Oil prices rise than 1% on steep drop in US crude inventories
Oil prices were up more than 1% on Wednesday after data showing a steep fall in U.S. crude stockpiles helped ease worries about weakening oil demand caused by the trade war between Washington and Beijing.
Although the two benchmarks recorded their biggest daily gains in eleven sessions on Wednesday, they are headed for monthly losses of around 7% and 4%, respectively, weighed down by trade barriers between the world’s two biggest oil consumers.
U.S. crude oil inventories fell last week by 10 million barrels, compared with analysts’ expectations for a decrease of 2.1 million barrels, as imports slowed, the Energy Information Administration said.
Gasoline stocks fell by 2.1 million barrels, compared with analysts’ expectations in a Reuters poll for a 388,000-barrel drop.
“It was an incredibly bullish report, one of the more bullish we’ve had in a while, with draws across the board and of course the massive crude oil drop, which was generated by another drop in imports,” said John Kilduff, a partner at Again Capital in New York. That draw down was likely due to a drop in Saudi exports to the U.S, Kilduff said.
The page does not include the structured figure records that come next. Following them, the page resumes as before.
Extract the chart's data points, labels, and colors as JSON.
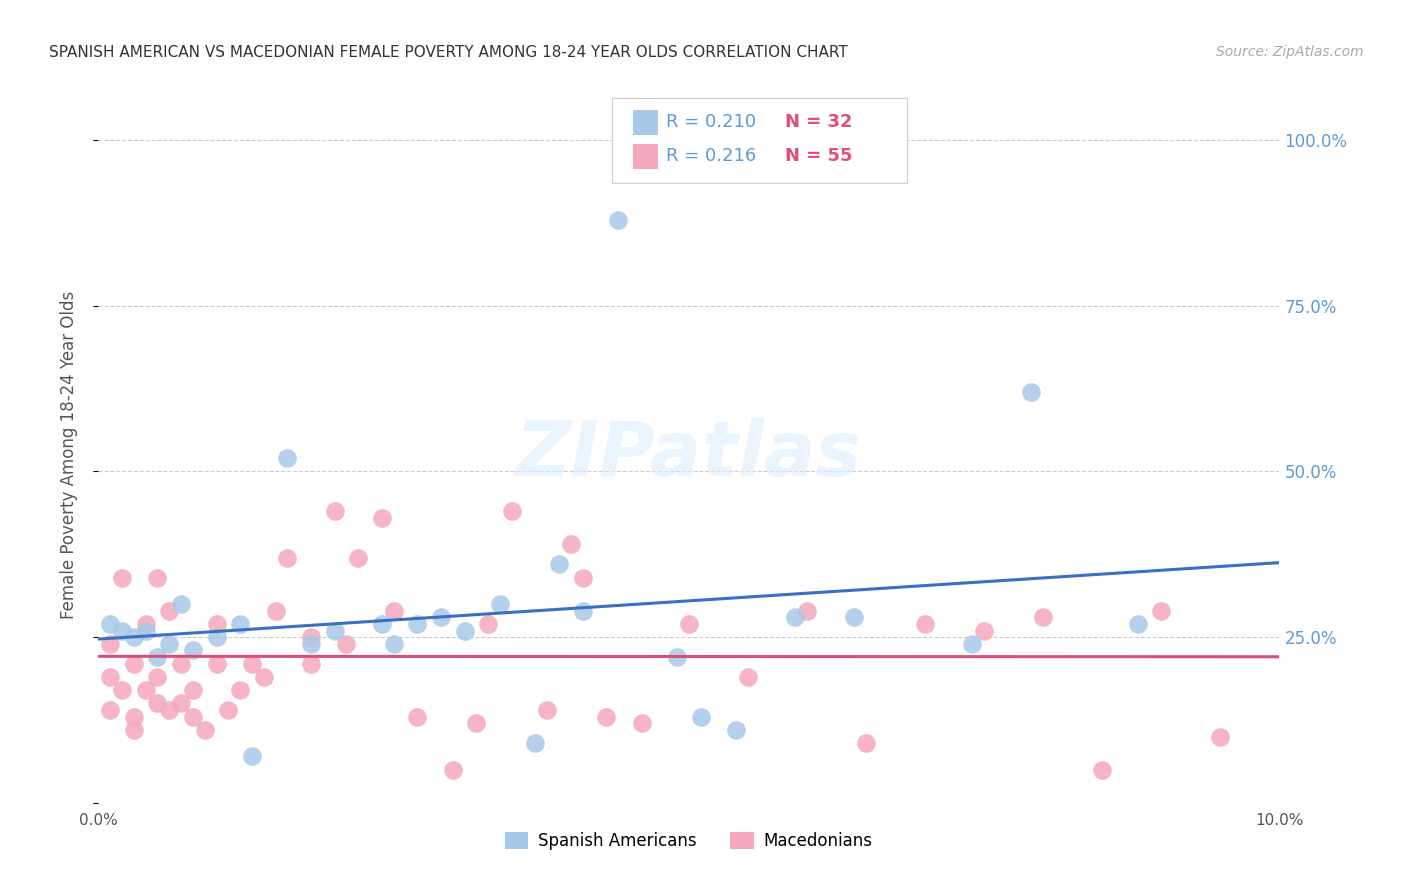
{
  "title": "SPANISH AMERICAN VS MACEDONIAN FEMALE POVERTY AMONG 18-24 YEAR OLDS CORRELATION CHART",
  "source": "Source: ZipAtlas.com",
  "ylabel": "Female Poverty Among 18-24 Year Olds",
  "xlim": [
    0.0,
    0.1
  ],
  "ylim": [
    0.0,
    1.05
  ],
  "yticks": [
    0.0,
    0.25,
    0.5,
    0.75,
    1.0
  ],
  "right_ytick_labels": [
    "",
    "25.0%",
    "50.0%",
    "75.0%",
    "100.0%"
  ],
  "xticks": [
    0.0,
    0.02,
    0.04,
    0.06,
    0.08,
    0.1
  ],
  "xtick_labels": [
    "0.0%",
    "",
    "",
    "",
    "",
    "10.0%"
  ],
  "blue_R": 0.21,
  "blue_N": 32,
  "pink_R": 0.216,
  "pink_N": 55,
  "blue_color": "#a8c8e8",
  "pink_color": "#f4a8bc",
  "blue_line_color": "#3a6fc4",
  "pink_line_color": "#d94f7a",
  "watermark_text": "ZIPatlas",
  "blue_label": "Spanish Americans",
  "pink_label": "Macedonians",
  "blue_points_x": [
    0.001,
    0.002,
    0.003,
    0.004,
    0.005,
    0.006,
    0.007,
    0.008,
    0.01,
    0.012,
    0.013,
    0.016,
    0.018,
    0.02,
    0.024,
    0.025,
    0.027,
    0.029,
    0.031,
    0.034,
    0.037,
    0.039,
    0.041,
    0.044,
    0.049,
    0.051,
    0.054,
    0.059,
    0.064,
    0.074,
    0.079,
    0.088
  ],
  "blue_points_y": [
    0.27,
    0.26,
    0.25,
    0.26,
    0.22,
    0.24,
    0.3,
    0.23,
    0.25,
    0.27,
    0.07,
    0.52,
    0.24,
    0.26,
    0.27,
    0.24,
    0.27,
    0.28,
    0.26,
    0.3,
    0.09,
    0.36,
    0.29,
    0.88,
    0.22,
    0.13,
    0.11,
    0.28,
    0.28,
    0.24,
    0.62,
    0.27
  ],
  "pink_points_x": [
    0.001,
    0.001,
    0.001,
    0.002,
    0.002,
    0.003,
    0.003,
    0.003,
    0.004,
    0.004,
    0.005,
    0.005,
    0.005,
    0.006,
    0.006,
    0.007,
    0.007,
    0.008,
    0.008,
    0.009,
    0.01,
    0.01,
    0.011,
    0.012,
    0.013,
    0.014,
    0.015,
    0.016,
    0.018,
    0.018,
    0.02,
    0.021,
    0.022,
    0.024,
    0.025,
    0.027,
    0.03,
    0.032,
    0.033,
    0.035,
    0.038,
    0.04,
    0.041,
    0.043,
    0.046,
    0.05,
    0.055,
    0.06,
    0.065,
    0.07,
    0.075,
    0.08,
    0.085,
    0.09,
    0.095
  ],
  "pink_points_y": [
    0.24,
    0.19,
    0.14,
    0.17,
    0.34,
    0.11,
    0.13,
    0.21,
    0.27,
    0.17,
    0.15,
    0.19,
    0.34,
    0.14,
    0.29,
    0.15,
    0.21,
    0.17,
    0.13,
    0.11,
    0.21,
    0.27,
    0.14,
    0.17,
    0.21,
    0.19,
    0.29,
    0.37,
    0.21,
    0.25,
    0.44,
    0.24,
    0.37,
    0.43,
    0.29,
    0.13,
    0.05,
    0.12,
    0.27,
    0.44,
    0.14,
    0.39,
    0.34,
    0.13,
    0.12,
    0.27,
    0.19,
    0.29,
    0.09,
    0.27,
    0.26,
    0.28,
    0.05,
    0.29,
    0.1
  ]
}
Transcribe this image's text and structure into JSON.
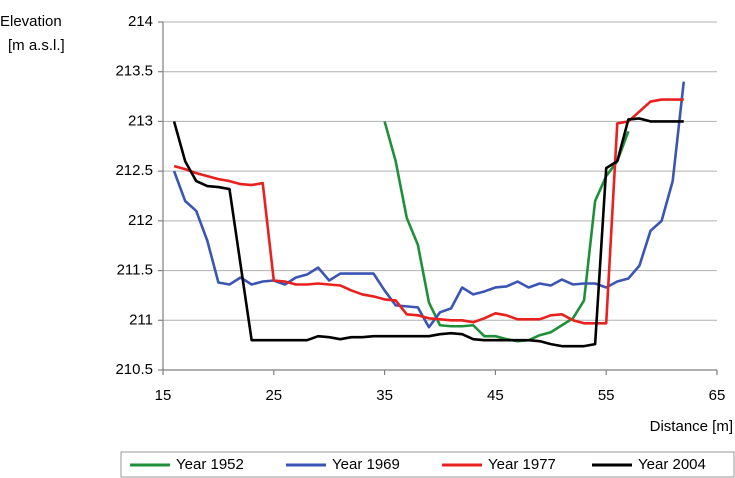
{
  "chart_data": {
    "type": "line",
    "y_label": [
      "Elevation",
      "[m a.s.l.]"
    ],
    "x_label": "Distance [m]",
    "xlim": [
      15,
      65
    ],
    "xticks": [
      15,
      25,
      35,
      45,
      55,
      65
    ],
    "ylim": [
      210.5,
      214
    ],
    "yticks": [
      210.5,
      211,
      211.5,
      212,
      212.5,
      213,
      213.5,
      214
    ],
    "grid": true,
    "legend": "bottom",
    "series": [
      {
        "name": "Year 1952",
        "color": "#1f8f3a",
        "x": [
          35,
          36,
          37,
          38,
          39,
          40,
          41,
          42,
          43,
          44,
          45,
          46,
          47,
          48,
          49,
          50,
          51,
          52,
          53,
          54,
          55,
          56,
          57
        ],
        "values": [
          213.0,
          212.6,
          212.03,
          211.76,
          211.18,
          210.95,
          210.94,
          210.94,
          210.95,
          210.84,
          210.84,
          210.81,
          210.79,
          210.8,
          210.85,
          210.88,
          210.95,
          211.02,
          211.2,
          212.2,
          212.45,
          212.6,
          212.9
        ]
      },
      {
        "name": "Year 1969",
        "color": "#3a55b4",
        "x": [
          16,
          17,
          18,
          19,
          20,
          21,
          22,
          23,
          24,
          25,
          26,
          27,
          28,
          29,
          30,
          31,
          32,
          33,
          34,
          35,
          36,
          37,
          38,
          39,
          40,
          41,
          42,
          43,
          44,
          45,
          46,
          47,
          48,
          49,
          50,
          51,
          52,
          53,
          54,
          55,
          56,
          57,
          58,
          59,
          60,
          61,
          62
        ],
        "values": [
          212.5,
          212.2,
          212.1,
          211.8,
          211.38,
          211.36,
          211.43,
          211.36,
          211.39,
          211.4,
          211.36,
          211.43,
          211.46,
          211.53,
          211.4,
          211.47,
          211.47,
          211.47,
          211.47,
          211.3,
          211.15,
          211.14,
          211.13,
          210.93,
          211.08,
          211.12,
          211.33,
          211.26,
          211.29,
          211.33,
          211.34,
          211.39,
          211.33,
          211.37,
          211.35,
          211.41,
          211.36,
          211.37,
          211.37,
          211.33,
          211.39,
          211.42,
          211.55,
          211.9,
          212.0,
          212.4,
          213.4
        ]
      },
      {
        "name": "Year 1977",
        "color": "#e8211f",
        "x": [
          16,
          17,
          18,
          19,
          20,
          21,
          22,
          23,
          24,
          25,
          26,
          27,
          28,
          29,
          30,
          31,
          32,
          33,
          34,
          35,
          36,
          37,
          38,
          39,
          40,
          41,
          42,
          43,
          44,
          45,
          46,
          47,
          48,
          49,
          50,
          51,
          52,
          53,
          54,
          55,
          56,
          57,
          58,
          59,
          60,
          61,
          62
        ],
        "values": [
          212.55,
          212.52,
          212.48,
          212.45,
          212.42,
          212.4,
          212.37,
          212.36,
          212.38,
          211.4,
          211.39,
          211.36,
          211.36,
          211.37,
          211.36,
          211.35,
          211.3,
          211.26,
          211.24,
          211.21,
          211.2,
          211.06,
          211.05,
          211.02,
          211.01,
          211.0,
          211.0,
          210.98,
          211.02,
          211.07,
          211.05,
          211.01,
          211.01,
          211.01,
          211.05,
          211.06,
          211.0,
          210.97,
          210.97,
          210.97,
          212.98,
          213.0,
          213.1,
          213.2,
          213.22,
          213.22,
          213.22
        ]
      },
      {
        "name": "Year 2004",
        "color": "#000000",
        "x": [
          16,
          17,
          18,
          19,
          20,
          21,
          23,
          24,
          25,
          26,
          27,
          28,
          29,
          30,
          31,
          32,
          33,
          34,
          35,
          36,
          37,
          38,
          39,
          40,
          41,
          42,
          43,
          44,
          45,
          46,
          47,
          48,
          49,
          50,
          51,
          52,
          53,
          54,
          55,
          56,
          57,
          58,
          59,
          60,
          61,
          62
        ],
        "values": [
          213.0,
          212.6,
          212.4,
          212.35,
          212.34,
          212.32,
          210.8,
          210.8,
          210.8,
          210.8,
          210.8,
          210.8,
          210.84,
          210.83,
          210.81,
          210.83,
          210.83,
          210.84,
          210.84,
          210.84,
          210.84,
          210.84,
          210.84,
          210.86,
          210.87,
          210.86,
          210.81,
          210.8,
          210.8,
          210.8,
          210.8,
          210.8,
          210.79,
          210.76,
          210.74,
          210.74,
          210.74,
          210.76,
          212.53,
          212.6,
          213.02,
          213.03,
          213.0,
          213.0,
          213.0,
          213.0
        ]
      }
    ]
  }
}
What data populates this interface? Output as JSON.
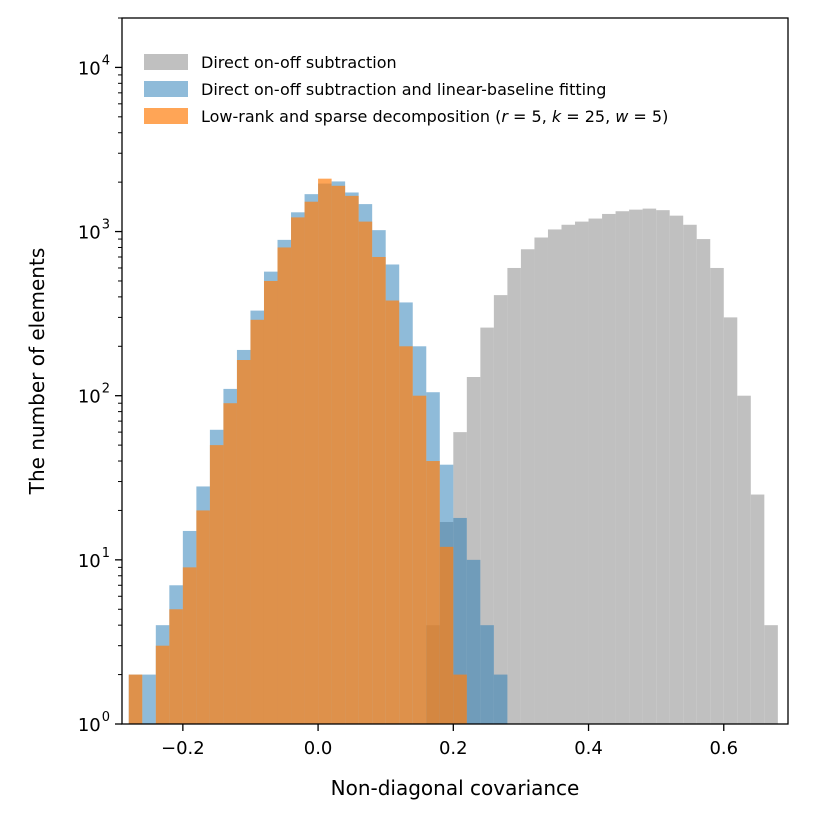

U.S. President Donald Trump said on Monday that he believed China was sincere about wanting to reach a trade deal, while Chinese Vice Premier Liu He said China was willing to resolve the dispute through “calm” negotiations.
On Tuesday, however, concerns resurfaced after China’s foreign ministry said it had not heard of any recent telephone call between the United States and China on trade, and that it hoped Washington could create conditions for talks.
Crude prices have fallen about a fifth from 2019 highs hit in April, partly because of worries that the trade war is hurting the global economy and could dent oil demand.
Morgan Stanley on Wednesday lowered its price outlook for the rest of the year for Brent to around $60 per barrel from $65 and for U.S. crude to $55 per barrel from $58 as it downgraded its demand growth forecast for this year and next.